Yamana has assets in Mexico and South America, and says it would benefit from having Agnico — which started mining in Quebec over 50 years ago — as a partner as it enters a new jurisdiction.
The current deal trumps Goldcorp’s revised bid on April 10. The world’s second largest gold producer by market value is offering 0.17 of its share and $2.92 in cash for each Osisko share, up from its original offer of 0.146 of its share and $2.26 in cash. But Osisko’s board has rejected both unsolicited offers, noting it previously preferred Yamana’s offer.
Yamana struck a complex partnership agreement with Osisko on April 2, thwarting Goldcorp’s initial bid from January. Yamana had offered to buy half of Osisko’s mining and exploration assets for $3.4 billion. Under that agreement, Osisko would have had sold part of the gold produced from Canadian Malartic at a discount as well as increased its debt.
Desjardins analyst Michael Parkin notes “the complexity of this new offer is far less than that of the previously announced Yamana partnership, and we believe this new bid will be well regarded by shareholders.”

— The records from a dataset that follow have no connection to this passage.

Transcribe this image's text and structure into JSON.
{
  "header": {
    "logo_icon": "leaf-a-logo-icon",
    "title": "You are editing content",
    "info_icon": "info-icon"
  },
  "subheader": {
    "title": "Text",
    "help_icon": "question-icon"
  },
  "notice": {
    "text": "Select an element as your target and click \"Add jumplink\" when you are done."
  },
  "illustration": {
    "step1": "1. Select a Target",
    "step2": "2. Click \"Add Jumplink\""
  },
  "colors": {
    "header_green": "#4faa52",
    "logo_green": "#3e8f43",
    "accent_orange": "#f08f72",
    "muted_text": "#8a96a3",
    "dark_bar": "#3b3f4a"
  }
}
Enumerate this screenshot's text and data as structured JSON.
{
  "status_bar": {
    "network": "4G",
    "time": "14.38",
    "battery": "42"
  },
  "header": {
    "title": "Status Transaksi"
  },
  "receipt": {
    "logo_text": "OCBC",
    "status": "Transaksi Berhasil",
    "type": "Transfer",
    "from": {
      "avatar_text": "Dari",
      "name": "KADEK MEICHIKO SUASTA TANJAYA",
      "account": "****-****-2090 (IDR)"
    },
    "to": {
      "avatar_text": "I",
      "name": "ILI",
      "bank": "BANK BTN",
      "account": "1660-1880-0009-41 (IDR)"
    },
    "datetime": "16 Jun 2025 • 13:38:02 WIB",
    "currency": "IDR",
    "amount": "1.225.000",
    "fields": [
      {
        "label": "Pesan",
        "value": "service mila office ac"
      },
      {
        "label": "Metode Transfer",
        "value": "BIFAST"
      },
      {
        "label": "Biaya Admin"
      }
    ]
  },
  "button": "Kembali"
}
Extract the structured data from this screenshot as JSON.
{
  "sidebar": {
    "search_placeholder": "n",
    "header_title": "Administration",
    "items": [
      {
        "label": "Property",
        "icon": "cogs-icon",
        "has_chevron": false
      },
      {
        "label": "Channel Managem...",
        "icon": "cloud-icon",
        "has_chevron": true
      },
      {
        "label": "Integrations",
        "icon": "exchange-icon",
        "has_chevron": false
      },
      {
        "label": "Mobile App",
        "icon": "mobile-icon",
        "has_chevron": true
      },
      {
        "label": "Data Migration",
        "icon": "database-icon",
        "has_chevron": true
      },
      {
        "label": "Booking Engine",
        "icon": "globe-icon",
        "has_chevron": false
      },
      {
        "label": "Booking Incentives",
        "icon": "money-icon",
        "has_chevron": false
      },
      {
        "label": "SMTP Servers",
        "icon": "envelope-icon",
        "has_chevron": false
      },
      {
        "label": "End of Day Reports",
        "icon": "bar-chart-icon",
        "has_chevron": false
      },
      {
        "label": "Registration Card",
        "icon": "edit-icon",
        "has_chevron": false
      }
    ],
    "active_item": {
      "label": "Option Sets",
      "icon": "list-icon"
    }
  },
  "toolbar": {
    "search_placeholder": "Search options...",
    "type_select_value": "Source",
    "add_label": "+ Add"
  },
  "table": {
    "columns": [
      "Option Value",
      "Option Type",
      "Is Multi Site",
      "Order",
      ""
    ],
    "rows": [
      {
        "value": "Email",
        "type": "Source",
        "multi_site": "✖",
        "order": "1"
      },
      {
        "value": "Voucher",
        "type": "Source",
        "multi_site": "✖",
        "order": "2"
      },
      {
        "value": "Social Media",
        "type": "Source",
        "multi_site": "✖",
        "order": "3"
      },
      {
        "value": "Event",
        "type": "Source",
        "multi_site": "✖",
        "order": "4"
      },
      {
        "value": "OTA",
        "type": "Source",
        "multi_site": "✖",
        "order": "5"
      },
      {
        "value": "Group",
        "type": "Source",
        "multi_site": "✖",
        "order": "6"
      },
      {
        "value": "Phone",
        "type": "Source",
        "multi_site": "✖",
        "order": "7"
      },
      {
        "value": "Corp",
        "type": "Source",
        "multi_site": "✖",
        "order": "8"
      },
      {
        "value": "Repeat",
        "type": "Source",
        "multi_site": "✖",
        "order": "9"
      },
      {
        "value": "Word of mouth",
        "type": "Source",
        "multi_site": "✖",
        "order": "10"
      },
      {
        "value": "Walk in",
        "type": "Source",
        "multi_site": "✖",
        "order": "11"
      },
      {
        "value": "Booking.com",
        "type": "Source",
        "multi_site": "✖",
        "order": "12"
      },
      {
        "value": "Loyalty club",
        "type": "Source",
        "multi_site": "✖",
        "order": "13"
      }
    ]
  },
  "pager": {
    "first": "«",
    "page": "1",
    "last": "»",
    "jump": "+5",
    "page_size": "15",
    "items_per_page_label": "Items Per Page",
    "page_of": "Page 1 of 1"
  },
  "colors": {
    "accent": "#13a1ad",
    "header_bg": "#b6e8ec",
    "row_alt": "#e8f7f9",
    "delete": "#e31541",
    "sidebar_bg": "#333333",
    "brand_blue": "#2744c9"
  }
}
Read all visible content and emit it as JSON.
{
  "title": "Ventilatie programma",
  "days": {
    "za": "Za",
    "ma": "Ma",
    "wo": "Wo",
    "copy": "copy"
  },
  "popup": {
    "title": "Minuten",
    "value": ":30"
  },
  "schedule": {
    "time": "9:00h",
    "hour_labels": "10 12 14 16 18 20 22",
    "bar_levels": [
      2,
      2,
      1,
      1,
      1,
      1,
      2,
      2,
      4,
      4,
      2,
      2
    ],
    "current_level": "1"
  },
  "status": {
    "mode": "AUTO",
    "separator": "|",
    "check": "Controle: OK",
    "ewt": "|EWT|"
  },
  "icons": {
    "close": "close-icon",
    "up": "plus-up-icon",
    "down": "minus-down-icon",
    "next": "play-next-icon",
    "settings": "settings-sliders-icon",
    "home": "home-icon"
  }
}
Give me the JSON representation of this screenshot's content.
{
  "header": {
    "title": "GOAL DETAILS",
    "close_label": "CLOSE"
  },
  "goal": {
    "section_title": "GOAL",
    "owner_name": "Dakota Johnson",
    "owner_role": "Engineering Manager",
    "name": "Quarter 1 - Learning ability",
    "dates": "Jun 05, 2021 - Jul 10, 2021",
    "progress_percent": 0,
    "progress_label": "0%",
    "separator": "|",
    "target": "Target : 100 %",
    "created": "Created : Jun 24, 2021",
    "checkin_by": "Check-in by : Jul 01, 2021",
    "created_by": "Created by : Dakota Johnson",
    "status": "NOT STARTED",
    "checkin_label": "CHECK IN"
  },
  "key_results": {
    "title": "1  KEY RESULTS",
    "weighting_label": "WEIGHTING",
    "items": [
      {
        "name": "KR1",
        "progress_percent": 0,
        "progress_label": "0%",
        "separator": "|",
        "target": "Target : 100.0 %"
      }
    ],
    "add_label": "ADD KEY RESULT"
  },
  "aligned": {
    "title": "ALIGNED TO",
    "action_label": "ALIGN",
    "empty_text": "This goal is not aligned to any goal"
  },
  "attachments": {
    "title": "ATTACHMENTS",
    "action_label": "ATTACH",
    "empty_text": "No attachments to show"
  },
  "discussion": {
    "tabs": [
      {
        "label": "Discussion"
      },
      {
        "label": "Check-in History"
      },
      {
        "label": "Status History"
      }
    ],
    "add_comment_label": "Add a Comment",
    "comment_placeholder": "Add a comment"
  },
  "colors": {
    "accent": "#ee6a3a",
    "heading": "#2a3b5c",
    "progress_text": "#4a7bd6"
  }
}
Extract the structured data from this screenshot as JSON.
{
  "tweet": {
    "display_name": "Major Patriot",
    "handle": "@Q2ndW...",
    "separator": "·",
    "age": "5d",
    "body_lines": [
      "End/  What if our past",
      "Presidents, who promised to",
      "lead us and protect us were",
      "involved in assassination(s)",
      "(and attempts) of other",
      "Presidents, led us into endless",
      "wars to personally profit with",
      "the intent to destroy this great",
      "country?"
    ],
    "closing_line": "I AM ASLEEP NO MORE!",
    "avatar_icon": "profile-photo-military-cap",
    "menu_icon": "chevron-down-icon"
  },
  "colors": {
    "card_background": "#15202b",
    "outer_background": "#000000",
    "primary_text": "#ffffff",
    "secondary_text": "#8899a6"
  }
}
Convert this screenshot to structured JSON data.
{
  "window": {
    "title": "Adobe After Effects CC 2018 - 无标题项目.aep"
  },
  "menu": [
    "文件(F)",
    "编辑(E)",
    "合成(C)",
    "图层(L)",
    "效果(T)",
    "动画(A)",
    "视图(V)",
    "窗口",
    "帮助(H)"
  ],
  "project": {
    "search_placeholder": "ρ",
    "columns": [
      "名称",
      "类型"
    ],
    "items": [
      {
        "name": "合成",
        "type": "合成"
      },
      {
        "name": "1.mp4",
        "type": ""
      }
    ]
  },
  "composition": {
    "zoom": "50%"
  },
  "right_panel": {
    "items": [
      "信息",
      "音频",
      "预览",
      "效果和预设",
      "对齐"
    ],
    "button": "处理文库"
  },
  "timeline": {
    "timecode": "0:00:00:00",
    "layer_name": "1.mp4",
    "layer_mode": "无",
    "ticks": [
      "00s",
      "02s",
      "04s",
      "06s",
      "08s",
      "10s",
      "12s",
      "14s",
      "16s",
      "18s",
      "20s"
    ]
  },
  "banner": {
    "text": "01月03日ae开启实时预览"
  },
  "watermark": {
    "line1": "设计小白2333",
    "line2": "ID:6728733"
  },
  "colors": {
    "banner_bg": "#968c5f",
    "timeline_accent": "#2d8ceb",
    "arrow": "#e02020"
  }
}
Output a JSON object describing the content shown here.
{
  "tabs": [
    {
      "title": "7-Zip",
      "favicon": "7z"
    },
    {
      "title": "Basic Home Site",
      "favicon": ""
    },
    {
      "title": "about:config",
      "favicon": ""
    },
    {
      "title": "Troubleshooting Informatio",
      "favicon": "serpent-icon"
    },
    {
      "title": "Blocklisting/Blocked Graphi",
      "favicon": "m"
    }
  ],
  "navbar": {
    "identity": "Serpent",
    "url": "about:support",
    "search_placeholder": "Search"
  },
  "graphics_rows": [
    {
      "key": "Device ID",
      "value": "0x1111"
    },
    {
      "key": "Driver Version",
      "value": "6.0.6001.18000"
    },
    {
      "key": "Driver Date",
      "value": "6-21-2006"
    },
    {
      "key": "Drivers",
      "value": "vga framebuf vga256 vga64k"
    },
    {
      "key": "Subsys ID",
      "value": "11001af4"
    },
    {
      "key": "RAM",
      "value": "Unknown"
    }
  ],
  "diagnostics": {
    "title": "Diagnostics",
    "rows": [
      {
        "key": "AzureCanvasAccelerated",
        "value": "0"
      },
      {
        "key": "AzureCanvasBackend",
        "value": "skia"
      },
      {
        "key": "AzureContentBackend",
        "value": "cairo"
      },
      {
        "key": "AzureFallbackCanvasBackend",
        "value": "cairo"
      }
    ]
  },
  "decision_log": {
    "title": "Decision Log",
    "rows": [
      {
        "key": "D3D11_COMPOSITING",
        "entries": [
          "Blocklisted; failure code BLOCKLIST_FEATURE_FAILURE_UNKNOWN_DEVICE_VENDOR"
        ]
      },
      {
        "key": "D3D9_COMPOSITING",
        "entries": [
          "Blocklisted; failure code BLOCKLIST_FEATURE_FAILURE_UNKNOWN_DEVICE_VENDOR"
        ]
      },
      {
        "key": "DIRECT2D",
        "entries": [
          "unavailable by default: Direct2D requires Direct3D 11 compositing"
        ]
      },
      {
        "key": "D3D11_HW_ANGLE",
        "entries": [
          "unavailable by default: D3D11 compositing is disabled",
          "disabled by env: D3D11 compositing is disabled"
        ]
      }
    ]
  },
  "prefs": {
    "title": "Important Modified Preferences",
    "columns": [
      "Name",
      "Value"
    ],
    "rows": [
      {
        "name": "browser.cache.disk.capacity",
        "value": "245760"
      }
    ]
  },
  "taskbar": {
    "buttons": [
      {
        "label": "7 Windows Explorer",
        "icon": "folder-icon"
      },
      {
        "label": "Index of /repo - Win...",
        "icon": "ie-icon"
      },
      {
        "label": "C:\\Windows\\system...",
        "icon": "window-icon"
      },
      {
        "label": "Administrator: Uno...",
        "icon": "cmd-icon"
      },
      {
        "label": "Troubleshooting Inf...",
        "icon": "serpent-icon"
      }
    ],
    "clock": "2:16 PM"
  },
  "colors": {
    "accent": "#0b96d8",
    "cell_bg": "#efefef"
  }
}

While the $3.9-billion deal may be good for Osisko, Adam Graf, an analyst at Cowen and Co., says he believes it is “dilutive” to both Yamana and Agnico. “We are disappointed that these industry bellwethers [including Goldcorp] appear to be using cash and shares towards value-dilutive acquisitions.”
The transaction requires approval from two-thirds of Osisko’s shareholders, who are set to vote in May. The deal should close by June. The junior has also agreed to pay a $195-million break fee.
Goldcorp did not return a request for comment. But shortly before Osisko announced the joint bid on April 16, Goldcorp said it would nominate 11 candidates, including its CEO Charles Jeannes, for election to Osisko’s board at the junior’s annual meeting in May. All of the nominees, except one, are current directors or officers of Goldcorp.